Chapitre 25
deux fois un collègue de Guizot sur le banc exécutif qui est mort de rancune
et ambition étouffée après' 48 et les coup d'état. En plus, le
Le frère de comtesse, le d'Eylau Duc, marié, en 1829, un du
plus grandes héritières dans le Faubourg St Germain; pour son père, le
Rangez dont le caractère n'a pas égalé sa bravoure, l'a attaché à
chaque gouvernement, et a porté sa bougie dans les processions sur Corpus
Jour Christi sous Charles X, et avait terminé en étant directeur du
Invalides au début de la monarchie de juillet. Grâce à ceci
combinaison heureuse de circonstances, on a rencontré plusieurs grands seigneurs,
beaucoup d'Orleanists, un certain nombre de personnes officielles, et même quelques-uns
républicains de haut rang, dans ce salon libéral où le
La comtesse qui était hôtesse admirable savait comment attirer des hommes savants,
écrivains, artistes, et célébrités de tous les genres, aussi bien que jeune et
jolies femmes.
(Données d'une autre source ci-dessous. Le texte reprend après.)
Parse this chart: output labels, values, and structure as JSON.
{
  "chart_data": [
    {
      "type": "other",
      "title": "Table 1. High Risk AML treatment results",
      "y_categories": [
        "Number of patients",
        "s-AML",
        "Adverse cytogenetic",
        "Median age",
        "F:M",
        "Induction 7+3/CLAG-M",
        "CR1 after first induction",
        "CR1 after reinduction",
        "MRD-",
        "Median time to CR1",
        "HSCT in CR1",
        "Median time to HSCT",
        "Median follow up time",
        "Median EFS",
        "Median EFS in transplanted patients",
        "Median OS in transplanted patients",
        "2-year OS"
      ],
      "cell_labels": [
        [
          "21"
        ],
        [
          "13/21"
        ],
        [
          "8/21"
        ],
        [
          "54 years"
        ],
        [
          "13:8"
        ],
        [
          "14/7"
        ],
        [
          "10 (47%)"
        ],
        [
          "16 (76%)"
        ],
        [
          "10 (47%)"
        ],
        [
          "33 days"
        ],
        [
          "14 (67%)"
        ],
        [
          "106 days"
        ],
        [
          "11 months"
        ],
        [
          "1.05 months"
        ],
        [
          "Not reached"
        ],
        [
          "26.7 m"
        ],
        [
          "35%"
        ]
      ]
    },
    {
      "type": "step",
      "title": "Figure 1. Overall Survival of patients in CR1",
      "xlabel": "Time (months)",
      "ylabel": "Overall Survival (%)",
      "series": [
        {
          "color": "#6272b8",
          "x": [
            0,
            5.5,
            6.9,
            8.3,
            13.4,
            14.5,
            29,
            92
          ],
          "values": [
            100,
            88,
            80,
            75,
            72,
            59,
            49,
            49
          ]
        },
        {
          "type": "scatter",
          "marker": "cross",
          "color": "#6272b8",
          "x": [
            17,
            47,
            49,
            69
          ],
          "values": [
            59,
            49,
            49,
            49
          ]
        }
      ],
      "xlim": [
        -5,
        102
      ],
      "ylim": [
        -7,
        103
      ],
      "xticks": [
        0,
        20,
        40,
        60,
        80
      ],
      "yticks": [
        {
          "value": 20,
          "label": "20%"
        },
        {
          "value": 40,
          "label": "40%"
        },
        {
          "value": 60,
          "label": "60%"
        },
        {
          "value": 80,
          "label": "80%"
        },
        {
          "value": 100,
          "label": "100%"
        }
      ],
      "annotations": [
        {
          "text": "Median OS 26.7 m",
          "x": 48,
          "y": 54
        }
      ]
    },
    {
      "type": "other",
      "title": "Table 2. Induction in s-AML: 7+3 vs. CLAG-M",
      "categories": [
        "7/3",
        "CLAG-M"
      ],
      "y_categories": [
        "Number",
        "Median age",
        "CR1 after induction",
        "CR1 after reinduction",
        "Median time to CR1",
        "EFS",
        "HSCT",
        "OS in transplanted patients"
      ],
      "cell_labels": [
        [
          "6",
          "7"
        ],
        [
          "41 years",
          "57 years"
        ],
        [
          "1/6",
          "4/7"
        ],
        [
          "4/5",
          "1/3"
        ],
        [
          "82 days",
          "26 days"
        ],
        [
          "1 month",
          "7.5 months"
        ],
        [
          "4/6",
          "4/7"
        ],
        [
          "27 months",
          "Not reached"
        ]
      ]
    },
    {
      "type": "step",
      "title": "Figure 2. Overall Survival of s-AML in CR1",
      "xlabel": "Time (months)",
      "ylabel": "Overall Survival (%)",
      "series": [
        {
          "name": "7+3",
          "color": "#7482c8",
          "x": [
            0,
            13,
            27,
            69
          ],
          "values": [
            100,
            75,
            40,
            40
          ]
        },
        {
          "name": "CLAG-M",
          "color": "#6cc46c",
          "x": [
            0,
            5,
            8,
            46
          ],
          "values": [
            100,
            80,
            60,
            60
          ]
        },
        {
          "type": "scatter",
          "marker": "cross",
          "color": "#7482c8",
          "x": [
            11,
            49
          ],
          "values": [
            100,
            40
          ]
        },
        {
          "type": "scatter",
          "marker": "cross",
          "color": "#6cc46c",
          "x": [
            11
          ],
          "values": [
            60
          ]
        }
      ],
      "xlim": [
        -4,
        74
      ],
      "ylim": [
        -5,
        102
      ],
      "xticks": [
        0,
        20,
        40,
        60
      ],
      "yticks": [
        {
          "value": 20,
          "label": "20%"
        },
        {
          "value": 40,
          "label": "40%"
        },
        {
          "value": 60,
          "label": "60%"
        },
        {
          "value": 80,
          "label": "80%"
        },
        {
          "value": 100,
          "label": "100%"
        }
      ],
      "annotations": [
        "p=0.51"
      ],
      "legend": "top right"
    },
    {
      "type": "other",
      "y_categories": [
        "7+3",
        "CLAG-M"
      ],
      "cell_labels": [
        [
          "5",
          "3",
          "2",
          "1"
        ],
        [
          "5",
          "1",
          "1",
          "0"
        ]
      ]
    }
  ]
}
Comme la saison était en retard, le rassembler ce soir n'était pas
grand. Cependant, négliger les messieurs insignifiants dont les ascendants avaient
peut-être été fabriqué par Pair Issacar, Papillon a signalé au sien
ami quelques célébrités. Un, avec l'insigne de la Légion d'Honneur,
sur son manteau qui a regardé comme si lui était venu de la stalle d'un vieux-
les vêtements équipent, était Forgerol, le grand géologue, le plus avide de
hommes scientifiques; Forgerol, riche de ses vingt grosses sinécures, pour qui,
un de son confreres a composé cette épitaphe en avance: "Ici mensonges
Forgerol, dans la seule place il n'a pas sollicité."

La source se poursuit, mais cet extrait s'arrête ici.